我们提出了图注意力网络 (GATs),一个新颖的在图结构数据上运行的神经网络架构,利用掩码自注意力机制(masked self-attentional layers)来克服之前的图卷积神经网络及其近似模型的缺点。通过堆叠让其节点能够关注其邻域特征的网络层,我们能够(隐式地)给邻域中不同的节点赋予不同的权重,而不需要任何类型的昂贵矩阵操作(比如求逆)或依赖预先知道的图结构。通过这种方式,我们同时解决了基于谱图的图神经网络的几个关键挑战,并且使我们的模型可以在inductive和transductive类型的问题都适用。我们的GAT模型在四个inductive和transductive的基准数据集Cora, Citeseer、Pubmed、PIP(测试集在训练集上不可见)都取得或者匹配了state of the art的结果
论文摘要中说其模型结构可以给一个节点的邻域中不同的节点赋予不同的权重,那是如何实现的呢,是通过自注意力机制来得到的;而强调是掩码自注意力机制(masked self-attentional layers),是因为一个节点不是对图中的所有其他节点进行注意力计算,而是只有部分节点,作者实验时就只取了一个节点的一阶邻域节点进行注意力计算。
计算完注意力系数后,一个节点由其自己和相关邻域中的信息表示(这里对于论文中的公式写法其实有点疑问,觉得好像没有把节点本身包括进来,但是在图1右图中很明显节点原来的信息肯定要保留的)
像Transformer一样,使用multi-head attention也是有益的,就像图1右图中不同颜色就表示不同head, 假设有K个head, 最后一层将K个注意力结果平均,而其他层则将各个头的结果连接(concate)起来(式(5)中的 || 符号表示连接(concatenation)操作)
pytorch geometric的GAT代码有助于理解模型,附在这里
import torch
from torch.nn import Parameter, Linear
import torch.nn.functional as F
from torch_geometric.nn.conv import MessagePassing
from torch_geometric.utils import remove_self_loops, add_self_loops, softmax
from ..inits import glorot, zeros
class GATConv(MessagePassing):
r"""The graph attentional operator from the `"Graph Attention Networks"
`_ paper
.. math::
\mathbf{x}^{\prime}_i = \alpha_{i,i}\mathbf{\Theta}\mathbf{x}_{i} +
\sum_{j \in \mathcal{N}(i)} \alpha_{i,j}\mathbf{\Theta}\mathbf{x}_{j},
where the attention coefficients :math:`\alpha_{i,j}` are computed as
.. math::
\alpha_{i,j} =
\frac{
\exp\left(\mathrm{LeakyReLU}\left(\mathbf{a}^{\top}
[\mathbf{\Theta}\mathbf{x}_i \, \Vert \, \mathbf{\Theta}\mathbf{x}_j]
\right)\right)}
{\sum_{k \in \mathcal{N}(i) \cup \{ i \}}
\exp\left(\mathrm{LeakyReLU}\left(\mathbf{a}^{\top}
[\mathbf{\Theta}\mathbf{x}_i \, \Vert \, \mathbf{\Theta}\mathbf{x}_k]
\right)\right)}.
Args:
in_channels (int): Size of each input sample.

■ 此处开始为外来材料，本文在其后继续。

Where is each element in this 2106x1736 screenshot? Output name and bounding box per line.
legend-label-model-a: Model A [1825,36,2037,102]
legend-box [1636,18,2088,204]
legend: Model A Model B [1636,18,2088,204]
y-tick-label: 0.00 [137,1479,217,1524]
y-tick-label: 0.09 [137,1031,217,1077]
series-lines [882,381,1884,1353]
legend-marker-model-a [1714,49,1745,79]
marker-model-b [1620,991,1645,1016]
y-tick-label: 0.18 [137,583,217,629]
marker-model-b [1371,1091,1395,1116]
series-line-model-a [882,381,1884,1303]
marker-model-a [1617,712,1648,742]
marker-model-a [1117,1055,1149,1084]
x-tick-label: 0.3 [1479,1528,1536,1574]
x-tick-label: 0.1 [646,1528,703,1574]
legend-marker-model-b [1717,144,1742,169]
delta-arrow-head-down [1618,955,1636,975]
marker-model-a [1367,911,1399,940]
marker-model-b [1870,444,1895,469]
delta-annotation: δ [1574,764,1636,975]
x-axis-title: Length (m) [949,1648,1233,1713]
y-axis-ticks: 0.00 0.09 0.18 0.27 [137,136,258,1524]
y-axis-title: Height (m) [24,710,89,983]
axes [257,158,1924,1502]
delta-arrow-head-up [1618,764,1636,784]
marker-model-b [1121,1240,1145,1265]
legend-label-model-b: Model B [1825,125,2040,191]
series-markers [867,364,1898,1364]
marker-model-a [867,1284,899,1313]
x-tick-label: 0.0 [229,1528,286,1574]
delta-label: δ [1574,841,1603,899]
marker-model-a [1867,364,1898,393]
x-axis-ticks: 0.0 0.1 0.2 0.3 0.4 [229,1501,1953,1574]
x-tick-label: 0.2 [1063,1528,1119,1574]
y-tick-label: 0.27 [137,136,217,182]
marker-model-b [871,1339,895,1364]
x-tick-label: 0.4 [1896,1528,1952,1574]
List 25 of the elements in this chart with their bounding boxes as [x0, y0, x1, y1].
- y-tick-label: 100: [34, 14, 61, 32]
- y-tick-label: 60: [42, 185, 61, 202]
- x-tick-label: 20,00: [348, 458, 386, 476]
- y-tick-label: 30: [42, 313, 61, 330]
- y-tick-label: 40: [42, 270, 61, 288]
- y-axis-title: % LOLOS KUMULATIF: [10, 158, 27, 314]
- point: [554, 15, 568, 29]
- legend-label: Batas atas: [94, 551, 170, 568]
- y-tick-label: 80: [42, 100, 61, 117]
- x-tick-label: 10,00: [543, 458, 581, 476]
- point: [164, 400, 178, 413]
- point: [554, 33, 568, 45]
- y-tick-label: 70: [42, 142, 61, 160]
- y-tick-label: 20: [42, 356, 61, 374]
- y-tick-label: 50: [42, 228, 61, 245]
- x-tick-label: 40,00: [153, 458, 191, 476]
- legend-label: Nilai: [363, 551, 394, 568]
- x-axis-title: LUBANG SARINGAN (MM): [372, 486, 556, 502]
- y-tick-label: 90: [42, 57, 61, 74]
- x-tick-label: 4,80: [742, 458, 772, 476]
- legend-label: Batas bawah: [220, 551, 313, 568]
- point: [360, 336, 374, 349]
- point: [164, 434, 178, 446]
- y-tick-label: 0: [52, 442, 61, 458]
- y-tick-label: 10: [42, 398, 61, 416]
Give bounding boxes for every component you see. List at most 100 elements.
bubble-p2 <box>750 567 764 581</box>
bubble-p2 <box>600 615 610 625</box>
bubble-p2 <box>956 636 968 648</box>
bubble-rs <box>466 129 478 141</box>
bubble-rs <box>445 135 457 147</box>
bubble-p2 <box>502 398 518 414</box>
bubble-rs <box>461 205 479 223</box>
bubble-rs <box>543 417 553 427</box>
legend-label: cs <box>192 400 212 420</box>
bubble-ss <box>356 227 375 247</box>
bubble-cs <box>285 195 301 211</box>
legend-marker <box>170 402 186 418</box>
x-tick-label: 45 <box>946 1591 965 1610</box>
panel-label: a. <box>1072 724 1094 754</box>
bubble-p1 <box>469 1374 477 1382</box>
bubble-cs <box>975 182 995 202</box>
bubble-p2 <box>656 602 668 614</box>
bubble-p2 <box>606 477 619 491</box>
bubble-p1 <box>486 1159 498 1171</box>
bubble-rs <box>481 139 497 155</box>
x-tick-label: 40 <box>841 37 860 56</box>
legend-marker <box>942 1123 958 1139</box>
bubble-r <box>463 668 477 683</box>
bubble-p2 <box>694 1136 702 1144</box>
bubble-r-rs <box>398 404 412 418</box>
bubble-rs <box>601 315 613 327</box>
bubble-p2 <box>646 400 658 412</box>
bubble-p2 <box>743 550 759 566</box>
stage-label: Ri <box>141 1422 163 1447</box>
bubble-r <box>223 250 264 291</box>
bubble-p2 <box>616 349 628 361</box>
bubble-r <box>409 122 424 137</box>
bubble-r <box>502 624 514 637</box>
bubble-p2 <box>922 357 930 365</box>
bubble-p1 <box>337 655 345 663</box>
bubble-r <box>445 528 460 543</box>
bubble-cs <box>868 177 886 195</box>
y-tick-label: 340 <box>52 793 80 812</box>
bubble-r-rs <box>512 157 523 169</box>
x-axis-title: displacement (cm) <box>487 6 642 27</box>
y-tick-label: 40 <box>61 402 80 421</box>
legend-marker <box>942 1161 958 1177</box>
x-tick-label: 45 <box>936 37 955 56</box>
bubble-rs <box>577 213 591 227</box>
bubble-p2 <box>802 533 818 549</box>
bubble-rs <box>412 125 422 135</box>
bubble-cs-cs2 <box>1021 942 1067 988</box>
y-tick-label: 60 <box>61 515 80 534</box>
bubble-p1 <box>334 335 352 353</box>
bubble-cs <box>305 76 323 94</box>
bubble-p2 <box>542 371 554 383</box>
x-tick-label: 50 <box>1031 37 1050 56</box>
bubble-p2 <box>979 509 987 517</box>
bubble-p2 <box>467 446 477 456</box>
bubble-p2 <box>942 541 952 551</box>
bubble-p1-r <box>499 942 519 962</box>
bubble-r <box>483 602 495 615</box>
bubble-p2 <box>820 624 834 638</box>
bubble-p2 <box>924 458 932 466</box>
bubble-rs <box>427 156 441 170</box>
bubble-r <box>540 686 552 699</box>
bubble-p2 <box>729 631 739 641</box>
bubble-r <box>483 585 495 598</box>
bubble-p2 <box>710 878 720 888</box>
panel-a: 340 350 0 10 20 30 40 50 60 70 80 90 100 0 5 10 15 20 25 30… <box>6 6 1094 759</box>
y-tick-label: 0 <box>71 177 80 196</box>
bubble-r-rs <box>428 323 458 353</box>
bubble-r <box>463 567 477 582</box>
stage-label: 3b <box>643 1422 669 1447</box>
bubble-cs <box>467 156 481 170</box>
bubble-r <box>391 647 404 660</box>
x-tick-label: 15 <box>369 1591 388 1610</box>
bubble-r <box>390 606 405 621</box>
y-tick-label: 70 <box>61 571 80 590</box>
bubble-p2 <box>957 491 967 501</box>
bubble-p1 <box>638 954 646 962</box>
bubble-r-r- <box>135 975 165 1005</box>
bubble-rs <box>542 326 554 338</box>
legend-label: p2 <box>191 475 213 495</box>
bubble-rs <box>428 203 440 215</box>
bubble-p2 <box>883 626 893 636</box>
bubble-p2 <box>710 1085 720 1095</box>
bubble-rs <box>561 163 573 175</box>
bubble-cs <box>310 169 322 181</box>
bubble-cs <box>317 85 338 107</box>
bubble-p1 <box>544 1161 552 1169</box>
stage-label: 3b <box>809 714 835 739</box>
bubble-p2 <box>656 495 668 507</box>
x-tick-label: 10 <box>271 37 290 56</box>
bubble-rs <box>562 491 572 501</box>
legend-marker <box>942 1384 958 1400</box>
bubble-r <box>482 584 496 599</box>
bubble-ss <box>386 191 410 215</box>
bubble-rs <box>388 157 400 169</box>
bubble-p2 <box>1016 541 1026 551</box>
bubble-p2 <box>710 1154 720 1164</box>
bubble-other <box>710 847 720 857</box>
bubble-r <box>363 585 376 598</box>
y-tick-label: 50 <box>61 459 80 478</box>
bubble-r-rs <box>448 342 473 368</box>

out_channels (int): Size of each output sample.
heads (int, optional): Number of multi-head-attentions.
(default: :obj:`1`)
concat (bool, optional): If set to :obj:`False`, the multi-head
attentions are averaged instead of concatenated.
(default: :obj:`True`)
negative_slope (float, optional): LeakyReLU angle of the negative
slope. (default: :obj:`0.2`)
dropout (float, optional): Dropout probability of the normalized
attention coefficients which exposes each node to a stochastically
sampled neighborhood during training. (default: :obj:`0`)
bias (bool, optional): If set to :obj:`False`, the layer will not learn
an additive bias. (default: :obj:`True`)
**kwargs (optional): Additional arguments of
:class:`torch_geometric.nn.conv.MessagePassing`.
"""
def __init__(self, in_channels, out_channels, heads=1, concat=True,
negative_slope=0.2, dropout=0, bias=True, **kwargs):
super(GATConv, self).__init__(aggr='add', **kwargs)
self.in_channels = in_channels
self.out_channels = out_channels
self.heads = heads
self.concat = concat
self.negative_slope = negative_slope
self.dropout = dropout
self.__alpha__ = None
self.lin = Linear(in_channels, heads * out_channels, bias=False)
self.att_i = Parameter(torch.Tensor(1, heads, out_channels))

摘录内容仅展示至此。